Assuming full (enough) stadiums keep Ashley here, it's everybody's loss, not just those selfish and short-sighted enough to 'stay loyal'.
Sick to the back teeth of reading shit like that Yorkie. I'm with you in principle, but people are entitled to do whatever they want to do. Doesn't make them selfish in the slightest. Just that they have a different opinion to you... it doesn't make them wrong. So fucking holier that thou.
I'd say the same thing of a lot of people on the other side of the fence. You're right though, it probably is pretty condescending but I've got virtually no respect for anyone going to the game. And the situation is so deplorable that I feel fairly unconcerned about coming across as a complete dickhead.
There's two categories really, I should have said selfish and/or short-sighted:
/ If you're going to the game purely because you refuse to make a sacrifice cos its MY club and it's MY day out and it's MY right to watch the game and Mike Ashley isn't gonna stop ME watching MY club... I think you're selfish.

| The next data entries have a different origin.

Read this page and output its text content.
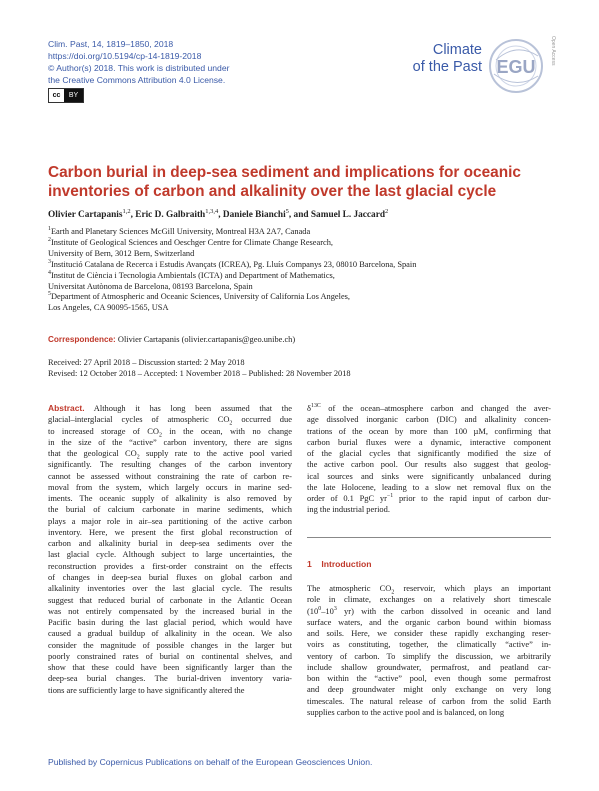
Clim. Past, 14, 1819–1850, 2018
https://doi.org/10.5194/cp-14-1819-2018
© Author(s) 2018. This work is distributed under
the Creative Commons Attribution 4.0 License.
cc	BY
Climate
of the Past EGU
Open Access
Carbon burial in deep-sea sediment and implications for oceanic inventories of carbon and alkalinity over the last glacial cycle
Olivier Cartapanis$^{1,2}$, Eric D. Galbraith$^{1,3,4}$, Daniele Bianchi$^5$, and Samuel L. Jaccard$^2$
$^1$Earth and Planetary Sciences McGill University, Montreal H3A 2A7, Canada
$^2$Institute of Geological Sciences and Oeschger Centre for Climate Change Research,
University of Bern, 3012 Bern, Switzerland
$^3$Institució Catalana de Recerca i Estudis Avançats (ICREA), Pg. Lluís Companys 23, 08010 Barcelona, Spain
$^4$Institut de Ciència i Tecnologia Ambientals (ICTA) and Department of Mathematics,
Universitat Autònoma de Barcelona, 08193 Barcelona, Spain
$^5$Department of Atmospheric and Oceanic Sciences, University of California Los Angeles,
Los Angeles, CA 90095-1565, USA
Correspondence: Olivier Cartapanis (olivier.cartapanis@geo.unibe.ch)
Received: 27 April 2018 – Discussion started: 2 May 2018
Revised: 12 October 2018 – Accepted: 1 November 2018 – Published: 28 November 2018
Abstract. Although it has long been assumed that the
glacial–interglacial cycles of atmospheric $CO_2$ occurred due
to increased storage of $CO_2$ in the ocean, with no change
in the size of the “active” carbon inventory, there are signs
that the geological $CO_2$ supply rate to the active pool varied
significantly. The resulting changes of the carbon inventory
cannot be assessed without constraining the rate of carbon re-
moval from the system, which largely occurs in marine sed-
iments. The oceanic supply of alkalinity is also removed by
the burial of calcium carbonate in marine sediments, which
plays a major role in air–sea partitioning of the active carbon
inventory. Here, we present the first global reconstruction of
carbon and alkalinity burial in deep-sea sediments over the
last glacial cycle. Although subject to large uncertainties, the
reconstruction provides a first-order constraint on the effects
of changes in deep-sea burial fluxes on global carbon and
alkalinity inventories over the last glacial cycle. The results
suggest that reduced burial of carbonate in the Atlantic Ocean
was not entirely compensated by the increased burial in the
Pacific basin during the last glacial period, which would have
caused a gradual buildup of alkalinity in the ocean. We also
consider the magnitude of possible changes in the larger but
poorly constrained rates of burial on continental shelves, and
show that these could have been significantly larger than the
deep-sea burial changes. The burial-driven inventory varia-
tions are sufficiently large to have significantly altered the
$\delta^{13C}$ of the ocean–atmosphere carbon and changed the aver-
age dissolved inorganic carbon (DIC) and alkalinity concen-
trations of the ocean by more than 100 µM, confirming that
carbon burial fluxes were a dynamic, interactive component
of the glacial cycles that significantly modified the size of
the active carbon pool. Our results also suggest that geolog-
ical sources and sinks were significantly unbalanced during
the late Holocene, leading to a slow net removal flux on the
order of 0.1 PgC $yr^{-1}$ prior to the rapid input of carbon dur-
ing the industrial period.
1 Introduction
The atmospheric $CO_2$ reservoir, which plays an important
role in climate, exchanges on a relatively short timescale
($10^0-10^3$ yr) with the carbon dissolved in oceanic and land
surface waters, and the organic carbon bound within biomass
and soils. Here, we consider these rapidly exchanging reser-
voirs as constituting, together, the climatically “active” in-
ventory of carbon. To simplify the discussion, we arbitrarily
include shallow groundwater, permafrost, and peatland car-
bon within the “active” pool, even though some permafrost
and deep groundwater might only exchange on very long
timescales. The natural release of carbon from the solid Earth
supplies carbon to the active pool and is balanced, on long
Published by Copernicus Publications on behalf of the European Geosciences Union.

/ If you're going to the game because you genuinely don't believe that a cumulative season attendance of roughly zero would accelerate Ashley's departure... I think you're short-sighted.
I personally can't fathom how something as dramatic as 19 Premier League matches in a row, with a sheer vista of grey seats every single time (save for the away fans at the top, which, if nothing else, would be pretty comical) wouldn't force some kind of change. If Ashley himself wouldn't intervene by fucking off then at least it would alert the Premier League - and the world - to the wider issue of bad ownership. It would raise awareness of the fact that it is unethical to own a football club and then not treat it as a footballing enterprise, at the very least in addition to whatever other goals or reasons you might have for ownership.

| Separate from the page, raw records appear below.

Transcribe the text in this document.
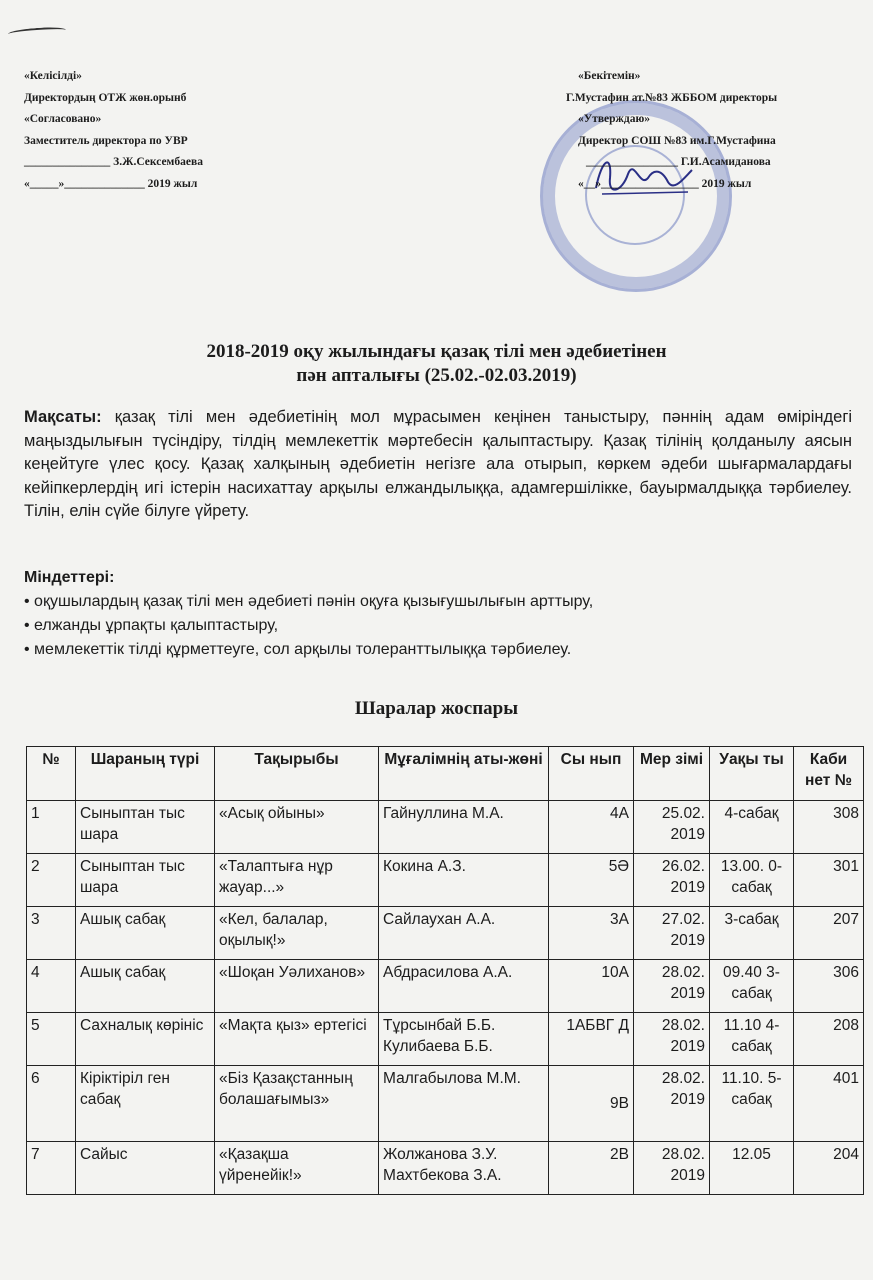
«Келісілді»
Директордың ОТЖ жөн.орынб
«Согласовано»
Заместитель директора по УВР
_______________ З.Ж.Сексембаева
«_____»______________ 2019 жыл
«Бекітемін»
Г.Мустафин ат.№83 ЖББОМ директоры
«Утверждаю»
Директор СОШ №83 им.Г.Мустафина
________________ Г.И.Асамиданова
«__»_________________ 2019 жыл
2018-2019 оқу жылындағы қазақ тілі мен әдебиетінен
пән апталығы (25.02.-02.03.2019)
Мақсаты: қазақ тілі мен әдебиетінің мол мұрасымен кеңінен таныстыру, пәннің адам өміріндегі маңыздылығын түсіндіру, тілдің мемлекеттік мәртебесін қалыптастыру. Қазақ тілінің қолданылу аясын кеңейтуге үлес қосу. Қазақ халқының әдебиетін негізге ала отырып, көркем әдеби шығармалардағы кейіпкерлердің игі істерін насихаттау арқылы елжандылыққа, адамгершілікке, бауырмалдыққа тәрбиелеу. Тілін, елін сүйе білуге үйрету.
Міндеттері:
• оқушылардың қазақ тілі мен әдебиеті пәнін оқуға қызығушылығын арттыру,
• елжанды ұрпақты қалыптастыру,
• мемлекеттік тілді құрметтеуге, сол арқылы толеранттылыққа тәрбиелеу.
Шаралар жоспары
№	Шараның түрі	Тақырыбы	Мұғалімнің аты-жөні	Сы нып	Мер зімі	Уақы ты	Каби нет №
1	Сыныптан тыс шара	«Асық ойыны»	Гайнуллина М.А.	4А	25.02. 2019	4-сабақ	308
2	Сыныптан тыс шара	«Талаптыға нұр жауар...»	Кокина А.З.	5Ә	26.02. 2019	13.00. 0-сабақ	301
3	Ашық сабақ	«Кел, балалар, оқылық!»	Сайлаухан А.А.	3А	27.02. 2019	3-сабақ	207
4	Ашық сабақ	«Шоқан Уәлиханов»	Абдрасилова А.А.	10А	28.02. 2019	09.40 3-сабақ	306
5	Сахналық көрініс	«Мақта қыз» ертегісі	Тұрсынбай Б.Б. Кулибаева Б.Б.	1АБВГ Д	28.02. 2019	11.10 4-сабақ	208
6	Кіріктіріл ген сабақ	«Біз Қазақстанның болашағымыз»	Малгабылова М.М.	9В	28.02. 2019	11.10. 5-сабақ	401
7	Сайыс	«Қазақша үйренейік!»	Жолжанова З.У. Махтбекова З.А.	2В	28.02. 2019	12.05	204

I realise that, by holding and publishing these views, I'm just perpetuating the supporter in-fighting which Ashley feeds off, but fuck it. Everything about the situation stinks and it all feels a bit hopeless so whatever. Dickhead unleashed.
I appreciate all of that but you're living in cuckoo land if you think a boycott will ever truly take off. Sure, maybe 10,000 people won't show up to Arsenal... but 7,000 of them will return the following week. People who feel strongly about it and read every bit of news and dissect everything Ashley does... some of them will stay away. But the sheer truth of the whole thing is that 80-90% of the stadium leave the match on a Saturday and don't give much more thought about it until the next game. My wife is one of them, for example. She loves going to the games (even when we're doing shit) but couldn't care less about following all the ins and outs of it all outside of that. I would say the majority of the stadium are like that.
I really do think the people behind AO, The Magpie Group, etc, fail to really understand that.
The one and only time in the last 12 years when I've noticed Ashley lashing out in frustration was last August/September when his brands were getting attacked by 1000s of fans on social media, to the point where Sports Direct didn't tweet for weeks, and the PR machine will thrown into full force. That's where the focus should lie. It's hugely misguided and pie-in-the-sky to ever believe that a boycott will happen in significant enough numbers, and regularly enough, to make any significant difference. Idealistic, sure. Realistic, nope.
Make owning NUFC an inconvenience for him and his shareholders... that's when he'll sell (IMO).
The only problem with the boycott is there are too many people with the attitude "oh it'll never happen so I won't bother helping"
It is this attitude why it won't happen. It's like not going to vote because your vote isn't going to swing a general election.